What matters most to Socrates is not the death of the physical body, but the continued livelihood of the argument, or logos (which literally translates to “word”). The concept of free speech and discourse was worth dying for in his eyes.
The willingness to sacrifice everything for the sake of principles is the proof-of-work that the principles were carefully cultivated in the first place and are worth adhering to in the face of adversity.
Bitcoin Fixes This
So, where does that leave us?
I am appalled at the damage caused by reckless, myopic public policy decisions. I fear that the long-term physical, psychological, emotional and societal consequences will be impossible to properly quantify but will undoubtedly echo well into the future.

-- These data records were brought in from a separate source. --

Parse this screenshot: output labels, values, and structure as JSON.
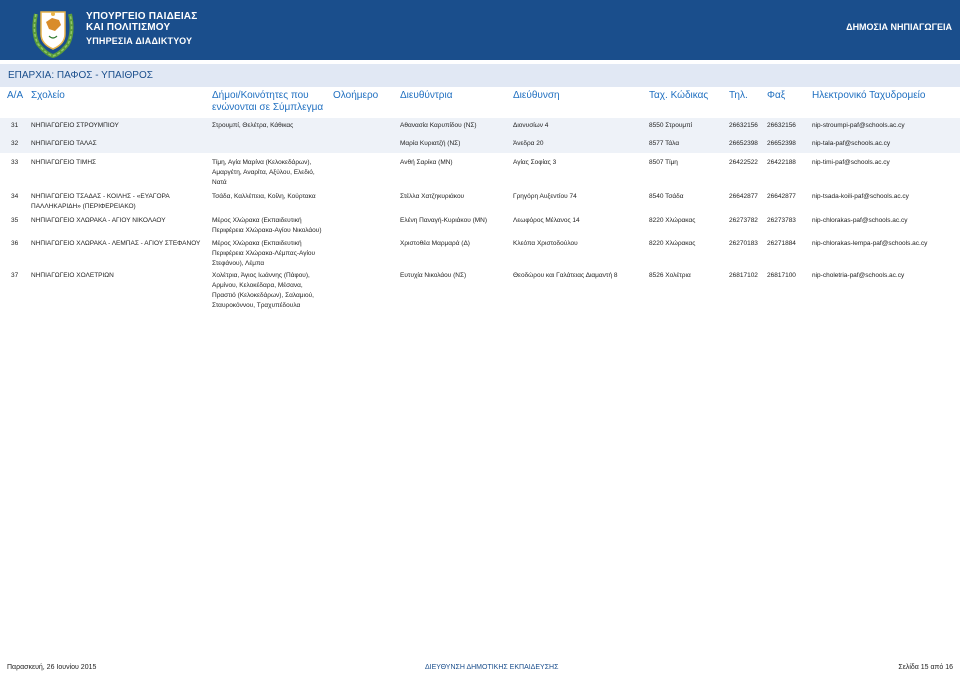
{
  "header": {
    "ministry_line1": "ΥΠΟΥΡΓΕΙΟ ΠΑΙΔΕΙΑΣ",
    "ministry_line2": "ΚΑΙ ΠΟΛΙΤΙΣΜΟΥ",
    "service": "ΥΠΗΡΕΣΙΑ ΔΙΑΔΙΚΤΥΟΥ",
    "department": "ΔΗΜΟΣΙΑ ΝΗΠΙΑΓΩΓΕΙΑ",
    "brand_color": "#1a4e8c"
  },
  "district": "ΕΠΑΡΧΙΑ: ΠΑΦΟΣ - ΥΠΑΙΘΡΟΣ",
  "columns": {
    "aa": "Α/Α",
    "school": "Σχολείο",
    "communities_1": "Δήμοι/Κοινότητες που",
    "communities_2": "ενώνονται σε Σύμπλεγμα",
    "day": "Ολοήμερο",
    "principal": "Διευθύντρια",
    "address": "Διεύθυνση",
    "postal": "Ταχ. Κώδικας",
    "phone": "Τηλ.",
    "fax": "Φαξ",
    "email": "Ηλεκτρονικό Ταχυδρομείο"
  },
  "rows": [
    {
      "aa": "31",
      "school": [
        "ΝΗΠΙΑΓΩΓΕΙΟ ΣΤΡΟΥΜΠΙΟΥ"
      ],
      "communities": [
        "Στρουμπί, Θελέτρα, Κάθικας"
      ],
      "principal": "Αθανασία Καρυπίδου (ΝΣ)",
      "address": "Διονυσίων 4",
      "postal": "8550 Στρουμπί",
      "phone": "26632156",
      "fax": "26632156",
      "email": "nip-stroumpi-paf@schools.ac.cy"
    },
    {
      "aa": "32",
      "school": [
        "ΝΗΠΙΑΓΩΓΕΙΟ ΤΑΛΑΣ"
      ],
      "communities": [],
      "principal": "Μαρία Κυριατζή (ΝΣ)",
      "address": "Άνεδρα 20",
      "postal": "8577 Τάλα",
      "phone": "26652398",
      "fax": "26652398",
      "email": "nip-tala-paf@schools.ac.cy"
    },
    {
      "aa": "33",
      "school": [
        "ΝΗΠΙΑΓΩΓΕΙΟ ΤΙΜΗΣ"
      ],
      "communities": [
        "Τίμη, Αγία Μαρίνα (Κελοκεδάρων),",
        "Αμαργέτη, Αναρίτα, Αξύλου, Ελεδιό,",
        "Νατά"
      ],
      "principal": "Ανθή Σαρίκα (ΜΝ)",
      "address": "Αγίας Σοφίας 3",
      "postal": "8507 Τίμη",
      "phone": "26422522",
      "fax": "26422188",
      "email": "nip-timi-paf@schools.ac.cy"
    },
    {
      "aa": "34",
      "school": [
        "ΝΗΠΙΑΓΩΓΕΙΟ ΤΣΑΔΑΣ - ΚΟΙΛΗΣ - «ΕΥΑΓΟΡΑ",
        "ΠΑΛΛΗΚΑΡΙΔΗ» (ΠΕΡΙΦΕΡΕΙΑΚΟ)"
      ],
      "communities": [
        "Τσάδα, Καλλέπεια, Κοίλη, Κούρτακα"
      ],
      "principal": "Στέλλα Χατζηκυριάκου",
      "address": "Γρηγόρη Αυξεντίου 74",
      "postal": "8540 Τσάδα",
      "phone": "26642877",
      "fax": "26642877",
      "email": "nip-tsada-koili-paf@schools.ac.cy"
    },
    {
      "aa": "35",
      "school": [
        "ΝΗΠΙΑΓΩΓΕΙΟ ΧΛΩΡΑΚΑ - ΑΓΙΟΥ ΝΙΚΟΛΑΟΥ"
      ],
      "communities": [
        "Μέρος Χλώρακα (Εκπαιδευτική",
        "Περιφέρεια Χλώρακα-Αγίου Νικολάου)"
      ],
      "principal": "Ελένη Παναγή-Κυριάκου (ΜΝ)",
      "address": "Λεωφόρος Μέλανος 14",
      "postal": "8220 Χλώρακας",
      "phone": "26273782",
      "fax": "26273783",
      "email": "nip-chlorakas-paf@schools.ac.cy"
    },
    {
      "aa": "36",
      "school": [
        "ΝΗΠΙΑΓΩΓΕΙΟ ΧΛΩΡΑΚΑ - ΛΕΜΠΑΣ - ΑΓΙΟΥ ΣΤΕΦΑΝΟΥ"
      ],
      "communities": [
        "Μέρος Χλώρακα (Εκπαιδευτική",
        "Περιφέρεια Χλώρακα-Λέμπας-Αγίου",
        "Στεφάνου), Λέμπα"
      ],
      "principal": "Χριστοθέα Μαρμαρά (Δ)",
      "address": "Κλεόπα Χριστοδούλου",
      "postal": "8220 Χλώρακας",
      "phone": "26270183",
      "fax": "26271884",
      "email": "nip-chlorakas-lempa-paf@schools.ac.cy"
    },
    {
      "aa": "37",
      "school": [
        "ΝΗΠΙΑΓΩΓΕΙΟ ΧΟΛΕΤΡΙΩΝ"
      ],
      "communities": [
        "Χολέτρια, Άγιος Ιωάννης (Πάφου),",
        "Αρμίνου, Κελοκέδαρα, Μέσανα,",
        "Πραστιό (Κελοκεδάρων), Σαλαμιού,",
        "Σταυροκόννου, Τραχυπέδουλα"
      ],
      "principal": "Ευτυχία Νικολάου (ΝΣ)",
      "address": "Θεοδώρου και Γαλάτειας Διαμαντή 8",
      "postal": "8526 Χολέτρια",
      "phone": "26817102",
      "fax": "26817100",
      "email": "nip-choletria-paf@schools.ac.cy"
    }
  ],
  "footer": {
    "date": "Παρασκευή, 26 Ιουνίου 2015",
    "center": "ΔΙΕΥΘΥΝΣΗ ΔΗΜΟΤΙΚΗΣ ΕΚΠΑΙΔΕΥΣΗΣ",
    "page": "Σελίδα 15 από 16"
  }
}
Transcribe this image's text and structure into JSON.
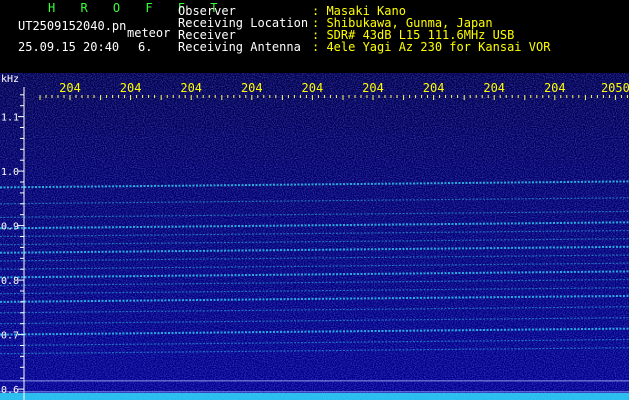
{
  "header": {
    "title": "H R O F F T",
    "file_name": "UT2509152040.pn",
    "tag": "meteor",
    "datetime": "25.09.15 20:40",
    "number": "6.",
    "fields": [
      {
        "label": "Observer",
        "value": ": Masaki Kano"
      },
      {
        "label": "Receiving Location",
        "value": ": Shibukawa, Gunma, Japan"
      },
      {
        "label": "Receiver",
        "value": ": SDR# 43dB L15 111.6MHz USB"
      },
      {
        "label": "Receiving Antenna",
        "value": ": 4ele Yagi Az 230 for Kansai VOR"
      }
    ]
  },
  "plot": {
    "y_unit": "kHz",
    "y_ticks": [
      "1.1",
      "1.0",
      "0.9",
      "0.8",
      "0.7",
      "0.6"
    ],
    "y_tick_values": [
      1.1,
      1.0,
      0.9,
      0.8,
      0.7,
      0.6
    ],
    "y_range": [
      0.58,
      1.18
    ],
    "x_ticks": [
      "204",
      "204",
      "204",
      "204",
      "204",
      "204",
      "204",
      "204",
      "204",
      "2050"
    ],
    "colors": {
      "background": "#000088",
      "signal": "#33ddff",
      "axis": "#ffffff"
    }
  }
}
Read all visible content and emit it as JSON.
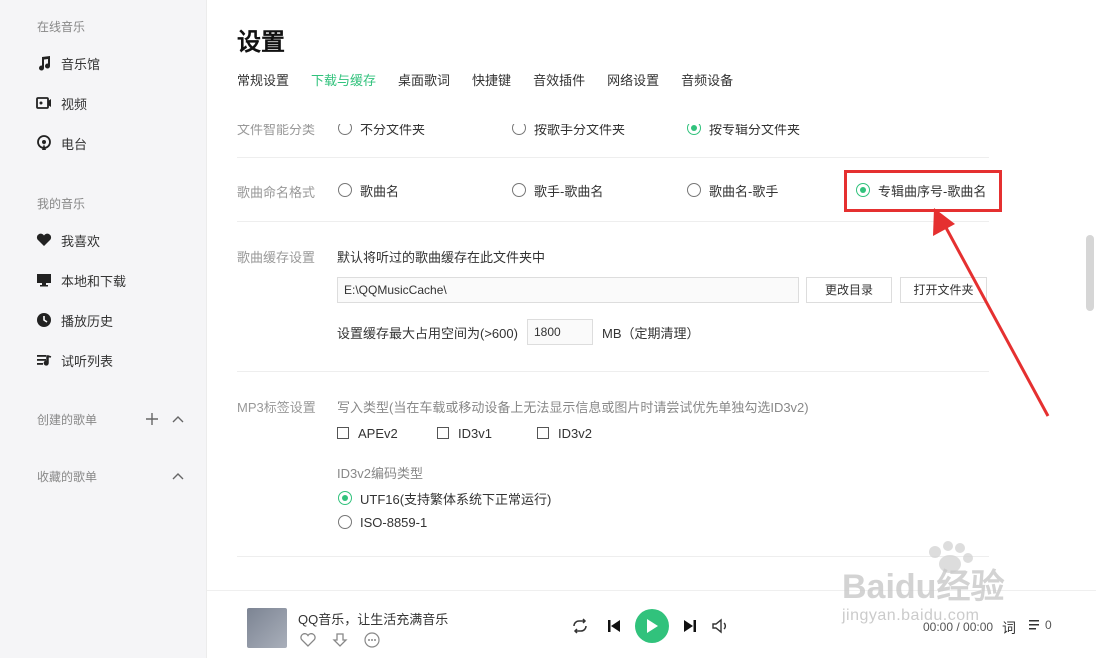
{
  "sidebar": {
    "online_title": "在线音乐",
    "online_items": [
      {
        "label": "音乐馆",
        "icon": "music-note-icon"
      },
      {
        "label": "视频",
        "icon": "video-icon"
      },
      {
        "label": "电台",
        "icon": "radio-icon"
      }
    ],
    "my_title": "我的音乐",
    "my_items": [
      {
        "label": "我喜欢",
        "icon": "heart-icon"
      },
      {
        "label": "本地和下载",
        "icon": "monitor-icon"
      },
      {
        "label": "播放历史",
        "icon": "clock-icon"
      },
      {
        "label": "试听列表",
        "icon": "playlist-icon"
      }
    ],
    "created_title": "创建的歌单",
    "collected_title": "收藏的歌单"
  },
  "header": {
    "title": "设置",
    "tabs": [
      {
        "label": "常规设置",
        "active": false
      },
      {
        "label": "下载与缓存",
        "active": true
      },
      {
        "label": "桌面歌词",
        "active": false
      },
      {
        "label": "快捷键",
        "active": false
      },
      {
        "label": "音效插件",
        "active": false
      },
      {
        "label": "网络设置",
        "active": false
      },
      {
        "label": "音频设备",
        "active": false
      }
    ]
  },
  "settings": {
    "smart_folder": {
      "label": "文件智能分类",
      "options": [
        "不分文件夹",
        "按歌手分文件夹",
        "按专辑分文件夹"
      ]
    },
    "naming": {
      "label": "歌曲命名格式",
      "options": [
        "歌曲名",
        "歌手-歌曲名",
        "歌曲名-歌手",
        "专辑曲序号-歌曲名"
      ],
      "selected": "专辑曲序号-歌曲名"
    },
    "cache": {
      "label": "歌曲缓存设置",
      "desc": "默认将听过的歌曲缓存在此文件夹中",
      "path": "E:\\QQMusicCache\\",
      "change_dir": "更改目录",
      "open_folder": "打开文件夹",
      "max_space_label": "设置缓存最大占用空间为(>600)",
      "max_space_value": "1800",
      "unit_note": "MB（定期清理）"
    },
    "mp3tag": {
      "label": "MP3标签设置",
      "desc": "写入类型(当在车载或移动设备上无法显示信息或图片时请尝试优先单独勾选ID3v2)",
      "types": [
        "APEv2",
        "ID3v1",
        "ID3v2"
      ],
      "encoding_title": "ID3v2编码类型",
      "encodings": [
        "UTF16(支持繁体系统下正常运行)",
        "ISO-8859-1"
      ],
      "encoding_selected": "UTF16(支持繁体系统下正常运行)"
    }
  },
  "player": {
    "song": "QQ音乐，让生活充满音乐",
    "time": "00:00 / 00:00",
    "lyric": "词",
    "list_count": "0"
  },
  "watermark": {
    "brand": "Baidu经验",
    "url": "jingyan.baidu.com"
  },
  "colors": {
    "accent": "#31c27c",
    "annotation": "#e53030"
  }
}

Perhaps we can find solace in the exposure of the unhinged madness of the parasite class, the continued awakening of the collective subconscious and the strengthened resolve of the remnant.
As for me, I find myself leaping wholeheartedly into the great unknown, much like Socrates.
I have experienced a painful yet illuminating career death and ego death. After much contemplation, I have come to terms with my decision.
In the end, it was Bitcoin that renewed my sense of hope and optimism.
It provided me with a safety net and allowed me to walk away from a potentially cataclysmic situation without compromising my principles.
It is my hope that a transition to a world on a Bitcoin standard will properly realign incentives and re-center the focus of medicine on the doctor-patient relationship.
Until then, I will be dedicating my life to bitcoin; a vocation that revolves around the well-being of others.